Do you think any of the courageous experts who took issue with the government’s false narrative on the pandemic will ever be awarded another NIH grant?

There’s hope for change

One prominent individual, Robert F. Kennedy, Jr., has been citing the abuse and fighting the federal government agencies for years.

The Democrat Party rebuffed Kennedy’s attempts to restructure and clean up the corruption that impacts our health. He decided to run for president as an independent and recently abandoned his campaign to support Donald Trump, who embraced Kennedy’s bold stance to reform the federal public health agencies.

Trump relayed that there is a position in the administration for Kennedy, and they have coined the phrase “Make America Healthy Again.”

Kennedy knows how the system works and has fought the government in the courts. His appointment could be the biggest revolution in public health since the creation of the CDC.

It’s time to stop the collusion between big pharma and the federal government. Our nation gets less healthy every year, and we have got to turn the ship around for the sake of our children and grandchildren.

Early voting begins October 15 — go vote.

[Brown is a former mayor of Peachtree City and served two terms on the Fayette County Board of Commissioners. You can read all his columns by clicking on his photo below.]

2 COMMENTS

  1. Steve – Is there any conspiracy theory so fantastical that you will not embrace and politicize it?

    Of course money influences government officials on all levels. That is news on par with the declaration that sea water is salty. Supreme Court justices accept money from ideological supporters, Congressional representatives and senators become lobbyist, and some presidents even accept emoluments while in office. Interestingly, you only seem to see it on one end of the political spectrum, and then you inflate it with right wing talking points. When your poster boy is Robert Kennedy, Jr., you know that facts are no longer in play.

    Please broaden your sources of information and fact check beyond Fox world.

  2. Steve I think your connection between our nations overall health and big pharma is just touching the tip of the iceberg.
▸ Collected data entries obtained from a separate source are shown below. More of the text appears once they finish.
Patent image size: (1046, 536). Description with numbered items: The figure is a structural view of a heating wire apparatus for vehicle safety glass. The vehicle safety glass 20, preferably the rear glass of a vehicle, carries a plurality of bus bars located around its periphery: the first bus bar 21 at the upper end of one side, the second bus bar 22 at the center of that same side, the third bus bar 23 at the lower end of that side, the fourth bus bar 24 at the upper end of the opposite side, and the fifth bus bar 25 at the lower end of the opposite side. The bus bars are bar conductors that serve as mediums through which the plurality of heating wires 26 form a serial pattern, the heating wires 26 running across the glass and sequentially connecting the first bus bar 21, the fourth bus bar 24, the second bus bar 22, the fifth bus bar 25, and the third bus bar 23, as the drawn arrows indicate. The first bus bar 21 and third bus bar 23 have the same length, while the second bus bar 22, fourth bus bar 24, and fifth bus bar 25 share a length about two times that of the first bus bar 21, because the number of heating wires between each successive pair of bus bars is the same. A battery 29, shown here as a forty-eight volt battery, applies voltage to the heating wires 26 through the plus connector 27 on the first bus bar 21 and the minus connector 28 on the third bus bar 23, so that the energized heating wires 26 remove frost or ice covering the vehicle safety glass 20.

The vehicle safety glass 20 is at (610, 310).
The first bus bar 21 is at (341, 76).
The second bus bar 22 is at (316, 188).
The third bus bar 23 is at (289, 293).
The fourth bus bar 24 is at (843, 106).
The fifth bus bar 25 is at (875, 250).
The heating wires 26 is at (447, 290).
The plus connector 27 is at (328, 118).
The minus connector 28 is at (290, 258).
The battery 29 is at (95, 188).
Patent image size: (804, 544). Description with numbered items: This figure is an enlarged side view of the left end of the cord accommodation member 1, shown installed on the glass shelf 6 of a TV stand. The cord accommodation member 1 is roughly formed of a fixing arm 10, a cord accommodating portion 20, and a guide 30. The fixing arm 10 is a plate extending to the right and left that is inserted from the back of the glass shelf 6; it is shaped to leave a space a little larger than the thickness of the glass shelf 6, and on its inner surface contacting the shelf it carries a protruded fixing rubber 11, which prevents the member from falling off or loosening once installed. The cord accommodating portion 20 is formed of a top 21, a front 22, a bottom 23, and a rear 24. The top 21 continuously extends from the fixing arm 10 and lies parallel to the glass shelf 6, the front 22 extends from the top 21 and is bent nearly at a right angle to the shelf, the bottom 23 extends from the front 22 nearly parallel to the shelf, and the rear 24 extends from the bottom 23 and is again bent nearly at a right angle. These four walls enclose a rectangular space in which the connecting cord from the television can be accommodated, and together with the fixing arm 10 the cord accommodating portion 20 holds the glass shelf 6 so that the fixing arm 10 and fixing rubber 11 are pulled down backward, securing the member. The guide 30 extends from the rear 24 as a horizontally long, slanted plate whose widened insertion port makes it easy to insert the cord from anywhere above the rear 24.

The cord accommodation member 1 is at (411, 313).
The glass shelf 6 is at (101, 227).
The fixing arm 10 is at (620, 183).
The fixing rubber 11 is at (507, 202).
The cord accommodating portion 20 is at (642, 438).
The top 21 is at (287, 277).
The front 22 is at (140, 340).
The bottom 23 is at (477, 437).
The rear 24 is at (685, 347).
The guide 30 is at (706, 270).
There’s so much wrong with so many of the government agencies that are supposed to be looking out for our health: the FDA allows so many chemicals and additives in our food that are banned in the majority of the rest of the world; the CDC and NIH pushing useless vaccines that casue more harm and prevent harm; the Dept of Ag and their food pyramid that stresses grains and carbohydrates and dairy; not to mention our dept of education and the damage they do to our kids mental health by the ridiculousness they’re promoting in public schools. It’s time to come to grips with the fact that our government is widely not acting in our best interests, but they’re acting in the best interests of the corporate lobbyists that line their pockets.